The title: Barely Legal — which certainly has nothing to do with the 28-year-old Dera and must be a reference to the underage playacting of all the — excuse us if we yawn — grown women in the pic. We imagine there’s a lot of really short plaid skirts, plastic-bow hair berets and dewy-eyed virginal coquetry of the Britney Spears oops-I-blew-him-again variety.
That, and one very hot DICK OF DERA in the middle of everything. In the middle, along the side, up the rear, down the hatch.
How fitting then that we hear our Charles has joined the LA Direct Models Agency, which bills itself as — and you gotta love them for this — “the San Fernando Valley’s busiest modeling agency.”
That’s so nuanced. Not the busiest model agency in Hollywood — but in the San Fernando Valley, home Bette Midler once quipped, of absolutely nothing — that is, until the triumphant coming of the porn industry, which is now largely located there. LA Direct Models is sort of the adult-industry’s William Morris Agency.

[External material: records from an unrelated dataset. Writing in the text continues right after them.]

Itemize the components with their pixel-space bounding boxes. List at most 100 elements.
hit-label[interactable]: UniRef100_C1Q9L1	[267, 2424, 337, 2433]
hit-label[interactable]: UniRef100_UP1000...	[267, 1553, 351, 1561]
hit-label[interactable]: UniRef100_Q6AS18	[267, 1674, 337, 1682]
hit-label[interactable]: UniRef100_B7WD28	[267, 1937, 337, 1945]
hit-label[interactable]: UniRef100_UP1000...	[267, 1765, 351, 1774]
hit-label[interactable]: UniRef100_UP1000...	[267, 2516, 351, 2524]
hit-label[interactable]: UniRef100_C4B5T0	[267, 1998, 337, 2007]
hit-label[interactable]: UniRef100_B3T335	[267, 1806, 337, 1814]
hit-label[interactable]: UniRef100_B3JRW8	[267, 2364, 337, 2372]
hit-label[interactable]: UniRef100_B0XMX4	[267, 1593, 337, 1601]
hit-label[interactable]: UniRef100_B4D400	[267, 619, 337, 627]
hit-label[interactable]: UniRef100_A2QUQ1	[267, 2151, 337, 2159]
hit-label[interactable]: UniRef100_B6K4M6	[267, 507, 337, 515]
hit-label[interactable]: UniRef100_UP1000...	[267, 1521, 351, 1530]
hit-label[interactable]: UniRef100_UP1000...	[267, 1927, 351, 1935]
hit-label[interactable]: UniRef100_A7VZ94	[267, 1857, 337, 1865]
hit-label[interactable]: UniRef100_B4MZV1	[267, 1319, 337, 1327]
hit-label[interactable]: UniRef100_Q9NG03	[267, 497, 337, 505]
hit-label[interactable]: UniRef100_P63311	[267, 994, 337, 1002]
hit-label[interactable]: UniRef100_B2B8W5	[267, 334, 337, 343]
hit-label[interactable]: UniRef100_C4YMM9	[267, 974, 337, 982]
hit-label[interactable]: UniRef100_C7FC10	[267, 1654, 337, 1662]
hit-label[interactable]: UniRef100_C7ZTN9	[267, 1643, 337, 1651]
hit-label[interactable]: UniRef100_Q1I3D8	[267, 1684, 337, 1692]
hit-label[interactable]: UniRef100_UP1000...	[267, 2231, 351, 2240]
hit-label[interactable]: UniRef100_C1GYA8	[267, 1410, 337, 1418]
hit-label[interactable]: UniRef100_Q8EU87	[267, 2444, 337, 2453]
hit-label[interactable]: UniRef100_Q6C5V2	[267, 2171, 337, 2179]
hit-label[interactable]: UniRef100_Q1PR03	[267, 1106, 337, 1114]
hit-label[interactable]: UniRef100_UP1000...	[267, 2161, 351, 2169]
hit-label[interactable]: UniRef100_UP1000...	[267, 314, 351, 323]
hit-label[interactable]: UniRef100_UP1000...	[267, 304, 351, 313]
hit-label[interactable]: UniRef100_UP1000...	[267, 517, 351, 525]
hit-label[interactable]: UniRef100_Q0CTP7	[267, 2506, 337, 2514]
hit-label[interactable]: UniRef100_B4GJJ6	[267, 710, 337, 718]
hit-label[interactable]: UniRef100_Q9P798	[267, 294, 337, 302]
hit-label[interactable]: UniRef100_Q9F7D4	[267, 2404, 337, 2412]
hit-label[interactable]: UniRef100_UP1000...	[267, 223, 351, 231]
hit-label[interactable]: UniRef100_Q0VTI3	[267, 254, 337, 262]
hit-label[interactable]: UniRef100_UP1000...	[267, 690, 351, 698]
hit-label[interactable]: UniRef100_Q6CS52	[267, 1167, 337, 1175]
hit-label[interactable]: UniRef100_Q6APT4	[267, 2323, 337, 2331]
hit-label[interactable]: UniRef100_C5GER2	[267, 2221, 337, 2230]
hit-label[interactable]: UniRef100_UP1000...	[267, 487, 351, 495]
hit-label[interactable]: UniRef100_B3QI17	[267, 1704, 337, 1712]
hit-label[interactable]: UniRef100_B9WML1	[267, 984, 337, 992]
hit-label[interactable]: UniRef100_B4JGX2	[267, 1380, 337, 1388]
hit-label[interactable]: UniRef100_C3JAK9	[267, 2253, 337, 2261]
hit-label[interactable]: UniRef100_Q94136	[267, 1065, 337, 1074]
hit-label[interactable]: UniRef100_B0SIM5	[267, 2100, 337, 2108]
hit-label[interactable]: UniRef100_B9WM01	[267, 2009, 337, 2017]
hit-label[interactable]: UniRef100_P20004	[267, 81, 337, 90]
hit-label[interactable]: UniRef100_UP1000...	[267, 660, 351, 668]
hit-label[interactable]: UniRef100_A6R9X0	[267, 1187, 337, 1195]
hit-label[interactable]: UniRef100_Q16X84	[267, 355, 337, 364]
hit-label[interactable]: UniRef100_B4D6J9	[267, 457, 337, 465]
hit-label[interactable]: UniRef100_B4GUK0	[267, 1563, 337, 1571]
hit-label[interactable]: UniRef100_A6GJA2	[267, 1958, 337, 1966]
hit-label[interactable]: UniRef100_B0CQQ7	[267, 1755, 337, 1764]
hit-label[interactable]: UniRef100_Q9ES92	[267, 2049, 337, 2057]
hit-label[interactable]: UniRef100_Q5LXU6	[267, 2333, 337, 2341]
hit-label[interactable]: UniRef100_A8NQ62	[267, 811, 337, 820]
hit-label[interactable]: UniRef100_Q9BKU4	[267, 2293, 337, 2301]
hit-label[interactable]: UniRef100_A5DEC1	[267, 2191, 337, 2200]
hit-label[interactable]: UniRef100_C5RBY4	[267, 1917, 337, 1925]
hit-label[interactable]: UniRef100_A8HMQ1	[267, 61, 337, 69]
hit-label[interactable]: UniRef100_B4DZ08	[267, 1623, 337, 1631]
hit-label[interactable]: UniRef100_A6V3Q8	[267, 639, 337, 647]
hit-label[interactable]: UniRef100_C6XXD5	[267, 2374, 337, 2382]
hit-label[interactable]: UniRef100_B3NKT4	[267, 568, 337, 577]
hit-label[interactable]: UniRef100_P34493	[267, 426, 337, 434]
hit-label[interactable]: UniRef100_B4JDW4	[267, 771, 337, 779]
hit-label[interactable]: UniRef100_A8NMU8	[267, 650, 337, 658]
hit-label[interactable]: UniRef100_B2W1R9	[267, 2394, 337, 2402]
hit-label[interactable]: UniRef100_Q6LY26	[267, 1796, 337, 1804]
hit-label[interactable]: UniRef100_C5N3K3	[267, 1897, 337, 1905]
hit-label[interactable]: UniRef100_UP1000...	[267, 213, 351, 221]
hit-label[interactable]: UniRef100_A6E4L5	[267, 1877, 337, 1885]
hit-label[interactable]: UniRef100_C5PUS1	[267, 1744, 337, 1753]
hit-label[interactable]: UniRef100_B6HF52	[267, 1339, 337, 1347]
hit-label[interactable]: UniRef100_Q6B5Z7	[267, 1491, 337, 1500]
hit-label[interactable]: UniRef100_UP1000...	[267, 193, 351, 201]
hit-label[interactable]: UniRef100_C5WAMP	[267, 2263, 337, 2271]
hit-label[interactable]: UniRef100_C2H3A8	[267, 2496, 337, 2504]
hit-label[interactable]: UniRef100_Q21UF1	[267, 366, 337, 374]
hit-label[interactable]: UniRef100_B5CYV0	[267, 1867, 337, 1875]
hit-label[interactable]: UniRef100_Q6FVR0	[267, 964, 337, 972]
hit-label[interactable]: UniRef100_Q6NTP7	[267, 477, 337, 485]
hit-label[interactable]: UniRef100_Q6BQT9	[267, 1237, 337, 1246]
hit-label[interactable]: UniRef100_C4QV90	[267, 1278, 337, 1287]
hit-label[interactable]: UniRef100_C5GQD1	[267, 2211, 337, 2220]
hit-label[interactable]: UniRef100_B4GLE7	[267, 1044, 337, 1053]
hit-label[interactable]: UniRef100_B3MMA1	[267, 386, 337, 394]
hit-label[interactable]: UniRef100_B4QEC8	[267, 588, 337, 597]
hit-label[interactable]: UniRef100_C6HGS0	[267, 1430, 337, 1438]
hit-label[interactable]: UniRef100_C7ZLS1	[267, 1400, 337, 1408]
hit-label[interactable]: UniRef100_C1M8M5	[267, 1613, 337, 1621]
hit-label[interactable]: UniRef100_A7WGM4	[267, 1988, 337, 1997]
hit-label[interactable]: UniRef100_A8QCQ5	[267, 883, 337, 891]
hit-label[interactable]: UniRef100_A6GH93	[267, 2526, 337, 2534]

Truth is the “Direct” part of the agency’s name has always peaked our imagination. To our innocent ears, we might almost think it was an escort service.
WHICH IT IS NOT. No, indeedy.
But if it were, if it were. Oh, Charlie!
Speaking of which …
Let us return to those Vegas nights when Charles was a Chippendale’s dancer, offering himself, via the miracle of the internet , as — surprise — an escort. Willing to show “the ladies” … now how did he put it? … “around the town.”
Yeah… we could handle a little a’ dat.









The few. The proud. The busiest models in the San Fernando Valley.
very cool boy! thanx
Man, I was obsessed with this guy for a few weeks when I saw him in an International Male catalog randomly sent to my house. Too funny.
Yeah, not feeling it. The “smile” comes off as too rehearsed, like he’s trying really hard to be snide–kinda obnoxious. Great from the neck down, though.
I’d suck his cock. But not twice.
those nips r out of control!
y isnt he gay…boo hoo!!!!
Love the accent he has. His body is so scuplted…he treats it as if it was a temple. I need to start doing that. If I had a body like that I wouldn’t dare dreaming of keeping myself constrained…if ypu know what I mean!!!